Agée d’une quinzaine d’années, Belvira est l’aînée d’une fratrie de six enfants. Pour la troisième année consécutive, l’adolescente vient de rater le Bepc et risque selon ses dires de ne plus retourner à l’école pour cette année scolaire 2018-2019. Pendant toutes les vacances scolaires pourtant, elle a vendu des sandwiches de pain et de peau de bœuf afin de pouvoir rassembler de l’argent nécessaire au paiement de sa scolarité. Mais semble-t-il, il y a en pas suffisamment pour tous. Et il faut faire un choix. « Ah ! Elle connaît déjà même écrire son nom », commente Odile, sa maman presque sentencieuse. C’est d’ailleurs quasiment sur cette ménagère que repose les charges du foyer. « L’homme te donne quoi ? Le jour où tu as la chance, il te lance même 1000 Fcfa pour la ration, hum ! Et c’est sur lui que tu vas compter pour payer l’école ? », interroge Odile, un sourire forcé.

Dès lors, pour subvenir aux charges de la maisonnée, la dame se fait aider aussi bien par Belvira que sa petite sœur. Au quartier, beaucoup attribue les fréquents échecs scolaires de la jeune fille à la surcharge de travail qu’occasionne le petit commerce qu’elle est obligée d’exercer afin de contribuer financièrement aux charges de la famille. Car, clairement, ici, les revenus ne permettent pas de vivre convenablement. Aujourd’hui, l’avenir de l’adolescente est fortement compromis. Près de 3 semaines après la rentrée scolaire, elle n’a toujours pas repris le chemin de l’école.

Stress permanent

Cadre dans une entreprise de la place, Yvan est père de quatre enfants dont deux issus de relations de sa jeunesse. Son statut social devrait le mettre à l’abri des soucis liés à la rentrée scolaire. Mais, il n’en est rien à en croire son épouse. « On n’a même pas encore fini la pension des enfants que l’école exige pour éviter les non paiements que les responsables enregistrent au fil des ans », explique Gaëlle Kamga. La raison, en dehors de ses enfants, son époux doit s’occuper des enfants de cousins, de tantes et d’oncles qui ne peuvent pas le faire à cause d’un nombre élevé d’enfants à charge et des revenus peu adaptés à leur situation. Ces derniers, à la rentrée scolaire se déchargent sur lui pour les manuels scolaires, les frais de scolarité.

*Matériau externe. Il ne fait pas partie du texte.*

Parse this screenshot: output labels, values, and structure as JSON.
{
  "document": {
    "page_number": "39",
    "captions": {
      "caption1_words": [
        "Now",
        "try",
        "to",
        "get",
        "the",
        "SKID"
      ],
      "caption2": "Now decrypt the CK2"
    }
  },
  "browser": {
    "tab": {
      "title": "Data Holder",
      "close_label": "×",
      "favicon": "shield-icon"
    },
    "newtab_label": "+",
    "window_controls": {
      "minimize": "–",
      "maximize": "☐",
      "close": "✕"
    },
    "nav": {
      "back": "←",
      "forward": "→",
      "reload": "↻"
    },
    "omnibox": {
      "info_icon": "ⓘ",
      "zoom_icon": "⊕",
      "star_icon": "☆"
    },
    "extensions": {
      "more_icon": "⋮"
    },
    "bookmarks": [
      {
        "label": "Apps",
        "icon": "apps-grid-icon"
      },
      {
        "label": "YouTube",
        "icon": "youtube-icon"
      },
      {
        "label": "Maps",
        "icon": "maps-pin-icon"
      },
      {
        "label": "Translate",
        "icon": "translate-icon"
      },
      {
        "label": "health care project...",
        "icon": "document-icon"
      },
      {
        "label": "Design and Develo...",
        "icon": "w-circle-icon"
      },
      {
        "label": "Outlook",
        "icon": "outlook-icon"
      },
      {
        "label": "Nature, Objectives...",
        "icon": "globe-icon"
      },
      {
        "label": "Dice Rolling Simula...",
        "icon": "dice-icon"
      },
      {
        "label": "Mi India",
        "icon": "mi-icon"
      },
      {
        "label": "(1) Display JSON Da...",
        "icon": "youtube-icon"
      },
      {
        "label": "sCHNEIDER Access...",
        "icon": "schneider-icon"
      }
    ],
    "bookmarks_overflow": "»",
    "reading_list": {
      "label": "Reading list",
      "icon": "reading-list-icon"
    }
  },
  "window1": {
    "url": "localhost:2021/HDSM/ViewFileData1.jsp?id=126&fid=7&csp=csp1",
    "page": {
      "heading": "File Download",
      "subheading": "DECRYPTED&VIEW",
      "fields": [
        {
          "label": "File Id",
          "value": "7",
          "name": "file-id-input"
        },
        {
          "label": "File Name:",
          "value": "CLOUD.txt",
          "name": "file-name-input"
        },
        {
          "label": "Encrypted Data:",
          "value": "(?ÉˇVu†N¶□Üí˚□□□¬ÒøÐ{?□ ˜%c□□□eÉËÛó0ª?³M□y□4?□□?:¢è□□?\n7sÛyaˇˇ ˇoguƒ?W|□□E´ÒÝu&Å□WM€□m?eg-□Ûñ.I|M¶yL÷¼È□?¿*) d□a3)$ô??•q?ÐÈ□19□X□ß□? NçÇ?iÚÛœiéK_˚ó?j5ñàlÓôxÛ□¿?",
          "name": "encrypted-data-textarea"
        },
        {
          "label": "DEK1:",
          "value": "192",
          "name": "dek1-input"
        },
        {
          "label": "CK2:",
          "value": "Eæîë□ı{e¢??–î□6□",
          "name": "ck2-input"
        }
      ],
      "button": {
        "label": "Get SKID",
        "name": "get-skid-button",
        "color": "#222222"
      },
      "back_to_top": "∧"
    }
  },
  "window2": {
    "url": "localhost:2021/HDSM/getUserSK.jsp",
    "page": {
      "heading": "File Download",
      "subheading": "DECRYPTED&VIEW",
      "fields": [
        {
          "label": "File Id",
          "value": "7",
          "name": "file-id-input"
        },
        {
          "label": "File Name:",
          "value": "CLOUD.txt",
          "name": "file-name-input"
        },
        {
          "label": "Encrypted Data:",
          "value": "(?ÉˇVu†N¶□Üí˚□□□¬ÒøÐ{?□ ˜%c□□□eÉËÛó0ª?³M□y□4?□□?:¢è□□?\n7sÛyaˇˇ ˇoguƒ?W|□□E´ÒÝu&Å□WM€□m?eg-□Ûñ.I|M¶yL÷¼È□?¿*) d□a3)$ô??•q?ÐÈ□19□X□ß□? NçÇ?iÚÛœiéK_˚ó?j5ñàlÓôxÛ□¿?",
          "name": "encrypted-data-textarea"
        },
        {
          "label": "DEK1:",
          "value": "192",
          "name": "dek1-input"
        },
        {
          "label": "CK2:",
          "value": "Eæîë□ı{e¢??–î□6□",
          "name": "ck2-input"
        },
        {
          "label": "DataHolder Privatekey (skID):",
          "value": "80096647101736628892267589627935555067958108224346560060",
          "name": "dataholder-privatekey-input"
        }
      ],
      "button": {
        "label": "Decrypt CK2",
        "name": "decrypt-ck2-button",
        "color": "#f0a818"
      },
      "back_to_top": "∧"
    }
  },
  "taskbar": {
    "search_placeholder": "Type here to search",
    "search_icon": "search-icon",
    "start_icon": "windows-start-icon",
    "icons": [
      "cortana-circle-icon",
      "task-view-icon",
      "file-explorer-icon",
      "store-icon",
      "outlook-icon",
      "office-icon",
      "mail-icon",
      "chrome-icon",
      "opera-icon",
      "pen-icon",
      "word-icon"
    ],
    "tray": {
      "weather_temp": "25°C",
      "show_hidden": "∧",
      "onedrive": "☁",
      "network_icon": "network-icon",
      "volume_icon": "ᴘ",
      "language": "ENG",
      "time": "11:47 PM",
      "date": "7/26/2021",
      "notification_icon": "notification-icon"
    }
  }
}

Il est très souvent aussi solliciter pour régler les problèmes de santé, des obsèques, etc. Pour ne pas être taxé par les membres de cette famille élargie de « riche chiche » et subir de ce fait, leurs foudres, Yvan est contraint de contribuer parfois au péril de la sécurité financière de sa famille nucléaire.  Des cas similaires à celui de Belvira ou d’Yvan sont légions dans notre pays. Et les conséquences visibles et connues (voir interview). Pour les parents, le stress est énorme. Dans les banques, beaucoup ont pris des crédits scolaires qu’il faudra rembourser en faisant des sacrifices proportionnels au nombre d’enfants à charge. Des sacrifices d’autant plus douloureux que le salaire ne varie pas sur la base du nombre d’enfants. Pour certains la violence va se poursuivre avec la rentrée académique dans les universités annoncé en octobre prochain. Et là aussi, beaucoup d’enfants pourtant brillants risquent de suspendre leur cursus. En dépit de ce tableau sombre, des solutions existent pour s’éviter des soucis et des accidents cardio-vasculaires liés au stress permanent.

Nadège Christelle BOWA

INTERVIEW

Youssouf Ouedraogo

« La planification familiale est un gage d’une meilleure éducation des enfants » 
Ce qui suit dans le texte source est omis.